WPW is a form of preexcitation that results from an anomalous conduction pathway between the atrium and the ventricle and can result in a reentrant tachycardia. There is conduction down the accessory pathway that bypasses the normal conduction delay at the AV node. The premature depolarization of a ventricle produces a delta wave (i.e., an initial slurring of the QRS complex) and QRS prolongation. The diagnostic criteria for WPW include a short PR interval, delta wave, and wide QRS. Patients who have WPW are prone to getting SVT. About 20% of cases of SVT are due to WPW, about 20% are due to congenital heart defects such as Ebstein anomaly or corrected transposition of the great arteries, 20% are related to medication, and the remainder are considered idiopathic.

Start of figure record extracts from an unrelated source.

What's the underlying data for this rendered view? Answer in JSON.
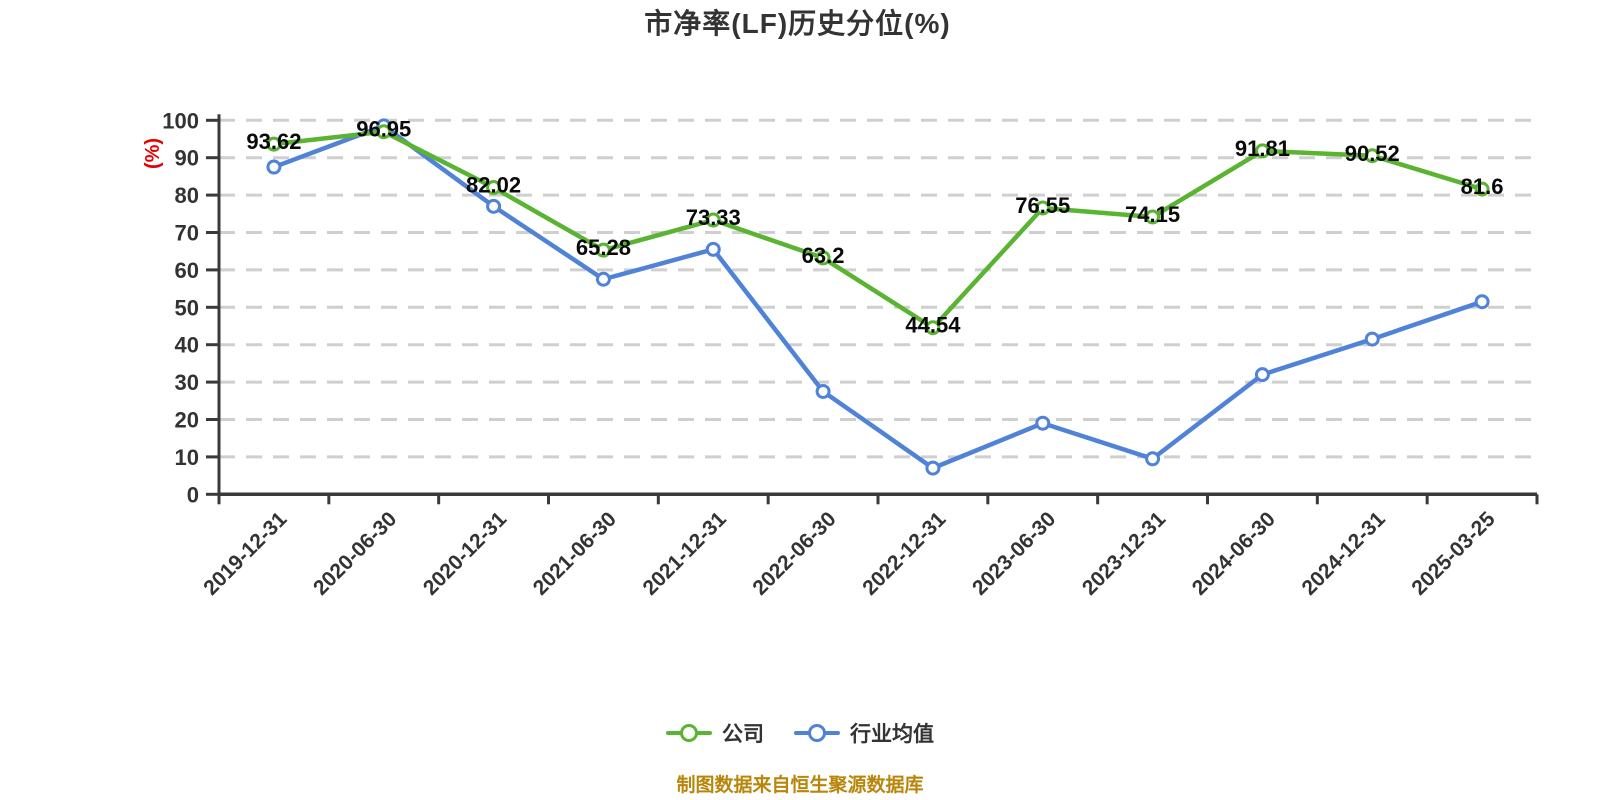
{
  "title": "市净率(LF)历史分位(%)",
  "y_axis_unit": "(%)",
  "footer": "制图数据来自恒生聚源数据库",
  "colors": {
    "company_line": "#5ab432",
    "industry_line": "#5083d8",
    "marker_fill": "#ffffff",
    "title_text": "#333333",
    "axis_line": "#3a3a3a",
    "tick_label": "#333333",
    "data_label": "#0a0a0a",
    "gridline": "#cfcfcf",
    "y_unit_text": "#e60000",
    "footer_text": "#b8860b",
    "background": "#ffffff"
  },
  "chart_data": {
    "type": "line",
    "title": "市净率(LF)历史分位(%)",
    "ylabel": "(%)",
    "ylim": [
      0,
      100
    ],
    "y_ticks": [
      0,
      10,
      20,
      30,
      40,
      50,
      60,
      70,
      80,
      90,
      100
    ],
    "grid": "horizontal-dashed",
    "legend_position": "bottom",
    "x_label_rotation": 45,
    "categories": [
      "2019-12-31",
      "2020-06-30",
      "2020-12-31",
      "2021-06-30",
      "2021-12-31",
      "2022-06-30",
      "2022-12-31",
      "2023-06-30",
      "2023-12-31",
      "2024-06-30",
      "2024-12-31",
      "2025-03-25"
    ],
    "series": [
      {
        "name": "公司",
        "color": "#5ab432",
        "values": [
          93.62,
          96.95,
          82.02,
          65.28,
          73.33,
          63.2,
          44.54,
          76.55,
          74.15,
          91.81,
          90.52,
          81.6
        ],
        "point_labels": [
          "93.62",
          "96.95",
          "82.02",
          "65.28",
          "73.33",
          "63.2",
          "44.54",
          "76.55",
          "74.15",
          "91.81",
          "90.52",
          "81.6"
        ]
      },
      {
        "name": "行业均值",
        "color": "#5083d8",
        "values": [
          87.5,
          98.5,
          77,
          57.5,
          65.5,
          27.5,
          7,
          19,
          9.5,
          32,
          41.5,
          51.5
        ],
        "point_labels": []
      }
    ]
  }
}
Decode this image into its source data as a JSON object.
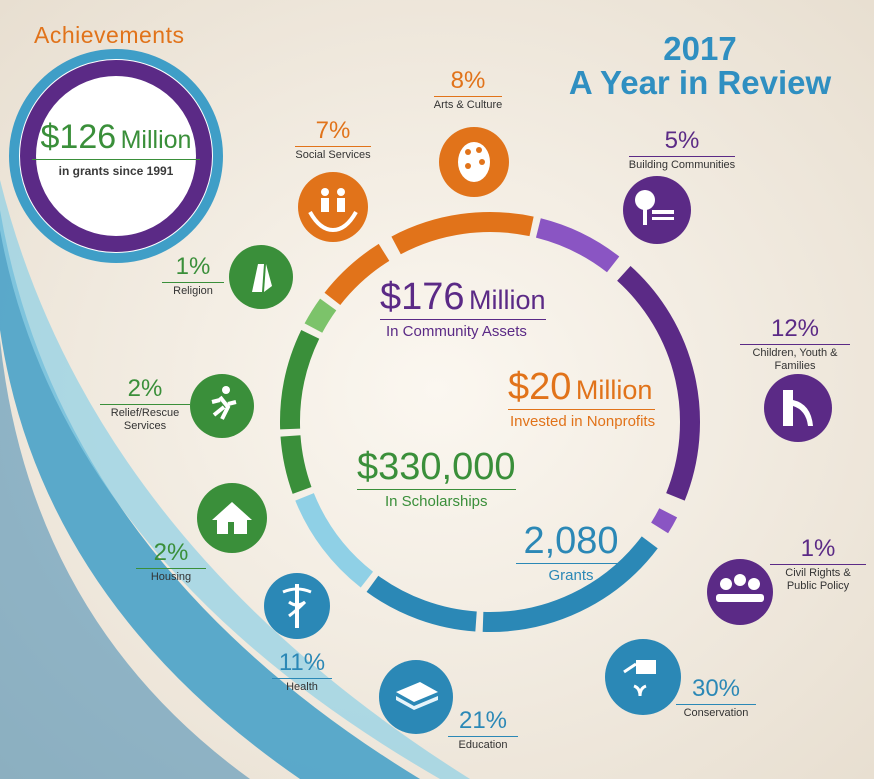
{
  "header": {
    "section_label": "Achievements",
    "year": "2017",
    "title": "A Year in Review"
  },
  "grants_since": {
    "amount": "$126",
    "unit": "Million",
    "caption": "in grants since 1991"
  },
  "stats": {
    "assets": {
      "amount": "$176",
      "unit": "Million",
      "caption": "In Community Assets"
    },
    "nonprofits": {
      "amount": "$20",
      "unit": "Million",
      "caption": "Invested in Nonprofits"
    },
    "scholarships": {
      "amount": "$330,000",
      "caption": "In Scholarships"
    },
    "grants": {
      "amount": "2,080",
      "caption": "Grants"
    }
  },
  "colors": {
    "orange": "#e1731a",
    "purple": "#5b2a86",
    "violet": "#8a55c3",
    "green": "#3a8f3a",
    "light_green": "#7cc36a",
    "blue": "#2b88b6",
    "light_blue": "#8fd0e6",
    "title_blue": "#2f8fc1"
  },
  "chart_data": {
    "type": "pie",
    "style": "segmented ring",
    "unit": "%",
    "slices": [
      {
        "label": "Arts & Culture",
        "value": 8,
        "pct": "8%",
        "group": "orange",
        "icon": "palette-icon"
      },
      {
        "label": "Building Communities",
        "value": 5,
        "pct": "5%",
        "group": "violet",
        "icon": "park-bench-icon"
      },
      {
        "label": "Children, Youth & Families",
        "value": 12,
        "pct": "12%",
        "group": "purple",
        "icon": "playground-slide-icon"
      },
      {
        "label": "Civil Rights & Public Policy",
        "value": 1,
        "pct": "1%",
        "group": "violet",
        "icon": "people-meeting-icon"
      },
      {
        "label": "Conservation",
        "value": 30,
        "pct": "30%",
        "group": "blue",
        "icon": "watering-can-icon"
      },
      {
        "label": "Education",
        "value": 21,
        "pct": "21%",
        "group": "blue",
        "icon": "book-icon"
      },
      {
        "label": "Health",
        "value": 11,
        "pct": "11%",
        "group": "light_blue",
        "icon": "caduceus-icon"
      },
      {
        "label": "Housing",
        "value": 2,
        "pct": "2%",
        "group": "green",
        "icon": "house-icon"
      },
      {
        "label": "Relief/Rescue Services",
        "value": 2,
        "pct": "2%",
        "group": "green",
        "icon": "running-person-icon"
      },
      {
        "label": "Religion",
        "value": 1,
        "pct": "1%",
        "group": "light_green",
        "icon": "praying-hands-icon"
      },
      {
        "label": "Social Services",
        "value": 7,
        "pct": "7%",
        "group": "orange",
        "icon": "family-hands-icon"
      }
    ]
  }
}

WPW presents with frequent episodes of SVT. It can be diagnosed by detection of a delta wave in asymptomatic patients when the ECG was obtained for another purpose other than the episode of SVT. SVT is the most common arrhythmia in childhood, with 40% presenting in the first 6 months of life and 30% presenting in the school age years. An infant who presents with SVT will typically be more fussy than usual, may have difficulty feeding, and may have episodes of grunting. Frequently, the infant will be in SVT for a longer period of time until there are behavioral changes that alert the caretaker that something is wrong with the infant. As the time spent in SVT continues, there is an increased chance the child will begin to show symptoms of heart failure. When the heart rate is actually measured, it will be in the range of 220-320 bpm. An older child who is verbal will be able to report the acute onset of a rapid heartbeat. Many children describe the feeling as having butterflies in their chest.

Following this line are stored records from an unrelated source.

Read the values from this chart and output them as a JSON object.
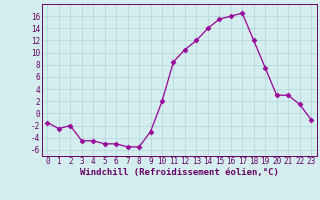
{
  "x": [
    0,
    1,
    2,
    3,
    4,
    5,
    6,
    7,
    8,
    9,
    10,
    11,
    12,
    13,
    14,
    15,
    16,
    17,
    18,
    19,
    20,
    21,
    22,
    23
  ],
  "y": [
    -1.5,
    -2.5,
    -2.0,
    -4.5,
    -4.5,
    -5.0,
    -5.0,
    -5.5,
    -5.5,
    -3.0,
    2.0,
    8.5,
    10.5,
    12.0,
    14.0,
    15.5,
    16.0,
    16.5,
    12.0,
    7.5,
    3.0,
    3.0,
    1.5,
    -1.0
  ],
  "xlabel": "Windchill (Refroidissement éolien,°C)",
  "line_color": "#990099",
  "marker": "D",
  "marker_size": 2.5,
  "bg_color": "#d4eef0",
  "grid_color": "#b0d4d8",
  "ylim": [
    -7,
    18
  ],
  "yticks": [
    -6,
    -4,
    -2,
    0,
    2,
    4,
    6,
    8,
    10,
    12,
    14,
    16
  ],
  "xlim": [
    -0.5,
    23.5
  ],
  "xticks": [
    0,
    1,
    2,
    3,
    4,
    5,
    6,
    7,
    8,
    9,
    10,
    11,
    12,
    13,
    14,
    15,
    16,
    17,
    18,
    19,
    20,
    21,
    22,
    23
  ],
  "tick_color": "#660066",
  "tick_fontsize": 5.5,
  "xlabel_fontsize": 6.5
}
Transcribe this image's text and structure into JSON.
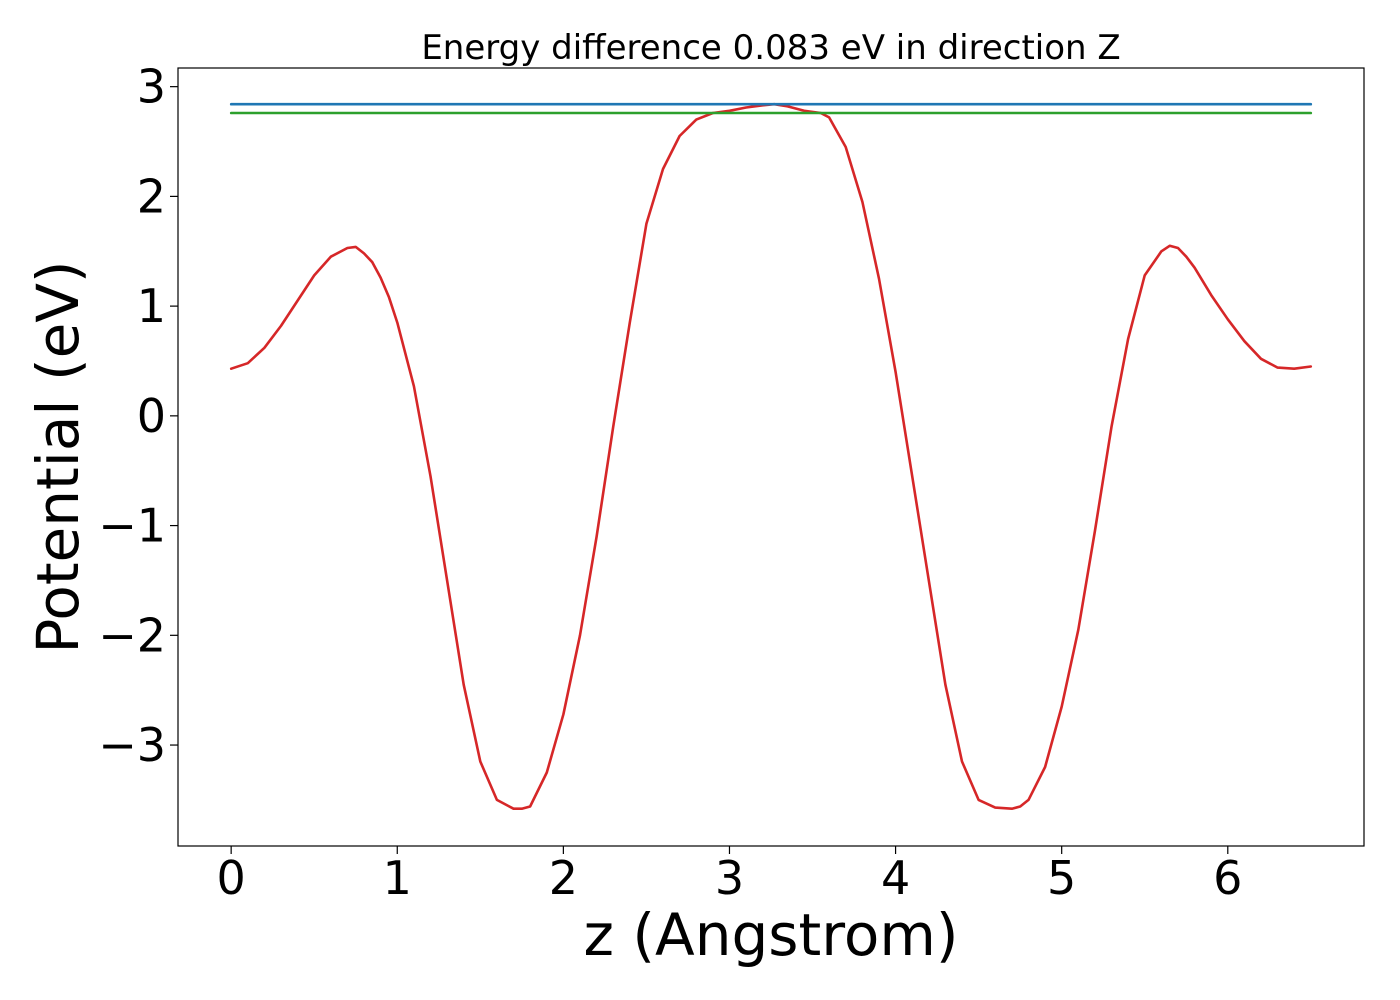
{
  "chart_data": {
    "type": "line",
    "title": "Energy difference 0.083 eV in direction Z",
    "xlabel": "z (Angstrom)",
    "ylabel": "Potential (eV)",
    "xlim": [
      -0.32,
      6.82
    ],
    "ylim": [
      -3.92,
      3.17
    ],
    "grid": false,
    "legend": "none",
    "x_ticks": [
      {
        "value": 0,
        "label": "0"
      },
      {
        "value": 1,
        "label": "1"
      },
      {
        "value": 2,
        "label": "2"
      },
      {
        "value": 3,
        "label": "3"
      },
      {
        "value": 4,
        "label": "4"
      },
      {
        "value": 5,
        "label": "5"
      },
      {
        "value": 6,
        "label": "6"
      }
    ],
    "y_ticks": [
      {
        "value": -3,
        "label": "−3"
      },
      {
        "value": -2,
        "label": "−2"
      },
      {
        "value": -1,
        "label": "−1"
      },
      {
        "value": 0,
        "label": "0"
      },
      {
        "value": 1,
        "label": "1"
      },
      {
        "value": 2,
        "label": "2"
      },
      {
        "value": 3,
        "label": "3"
      }
    ],
    "series": [
      {
        "color": "#d62728",
        "x": [
          0,
          0.1,
          0.2,
          0.3,
          0.4,
          0.5,
          0.6,
          0.7,
          0.75,
          0.8,
          0.85,
          0.9,
          0.95,
          1.0,
          1.1,
          1.2,
          1.3,
          1.4,
          1.5,
          1.6,
          1.7,
          1.75,
          1.8,
          1.9,
          2.0,
          2.1,
          2.2,
          2.3,
          2.4,
          2.5,
          2.6,
          2.7,
          2.8,
          2.9,
          3.0,
          3.1,
          3.2,
          3.27,
          3.35,
          3.45,
          3.55,
          3.6,
          3.7,
          3.8,
          3.9,
          4.0,
          4.1,
          4.2,
          4.3,
          4.4,
          4.5,
          4.6,
          4.7,
          4.75,
          4.8,
          4.9,
          5.0,
          5.1,
          5.2,
          5.3,
          5.4,
          5.5,
          5.6,
          5.65,
          5.7,
          5.75,
          5.8,
          5.9,
          6.0,
          6.1,
          6.2,
          6.3,
          6.4,
          6.5
        ],
        "y": [
          0.43,
          0.48,
          0.62,
          0.82,
          1.05,
          1.28,
          1.45,
          1.53,
          1.54,
          1.48,
          1.4,
          1.26,
          1.08,
          0.85,
          0.27,
          -0.55,
          -1.5,
          -2.45,
          -3.15,
          -3.5,
          -3.58,
          -3.58,
          -3.56,
          -3.25,
          -2.72,
          -2.0,
          -1.1,
          -0.1,
          0.85,
          1.75,
          2.25,
          2.55,
          2.7,
          2.76,
          2.78,
          2.81,
          2.83,
          2.84,
          2.82,
          2.78,
          2.76,
          2.72,
          2.45,
          1.95,
          1.25,
          0.4,
          -0.55,
          -1.5,
          -2.45,
          -3.15,
          -3.5,
          -3.57,
          -3.58,
          -3.56,
          -3.5,
          -3.2,
          -2.65,
          -1.95,
          -1.05,
          -0.1,
          0.7,
          1.28,
          1.5,
          1.55,
          1.53,
          1.45,
          1.35,
          1.1,
          0.88,
          0.68,
          0.52,
          0.44,
          0.43,
          0.45
        ]
      },
      {
        "color": "#1f77b4",
        "x": [
          0,
          6.5
        ],
        "y": [
          2.84,
          2.84
        ]
      },
      {
        "color": "#2ca02c",
        "x": [
          0,
          6.5
        ],
        "y": [
          2.76,
          2.76
        ]
      }
    ]
  }
}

Electrocardiogram. An ECG obtained during an episode of SVT will reveal a tachycardia, narrow QRS complex, and P waves that are either partially obscured by the ST segment or not even visible at all. In infants, the typical rates are in the range of 220-320 bpm. In older children and adolescents, the rates are in the 150-250 bpm range. If the SVT is aberrantly conducted, the QRS complex will be wide and resemble ventricular tachycardia. If a wide complex tachycardia is detected, the patient should be treated as if they are in ventricular tachycardia until proven otherwise.
Treatment of SVT depends on the hemodynamic stability of the child. If the child has hypotension, decreased mentation, or decreased end organ perfusion, then the child is considered unstable and synchronized cardioversion is indicated. The energy used is 0.5-2 J/kg. Procedural sedation should be provided as long as administering the sedation does not delay the procedure significantly. If the patient is normotensive and there is no concern about shock, then administering adenosine (i.e., pharmacologic conversion) would be the next appropriate step. Adenosine blocks conduction through the AV node and hence provides pharmacologic cardioversion. Proper administration is critical to success since the half-life of the drug is short, less than a minute. Two syringes should be connected to a T-connector or stopcock; give adenosine rapidly with one syringe and immediately flush with 5 mL or more of normal saline with the other. Verapamil is used frequently in older children and adults with SVT, but should be avoided in young children because it can cause profound vasodilatation and cardiovascular collapse. If the patient has recalcitrant SVT, slow infusion of pro-cainamide or amiodorone should be considered.
Treatment of WPW typically involves radiofrequency catheter ablation. Patients at high risk for ablation-related complications may receive pharmacotherapy with class I (e.g., flecainide) or class III (e.g., amiodarone) antiarrhythmic medications to slow accessory pathway conduction.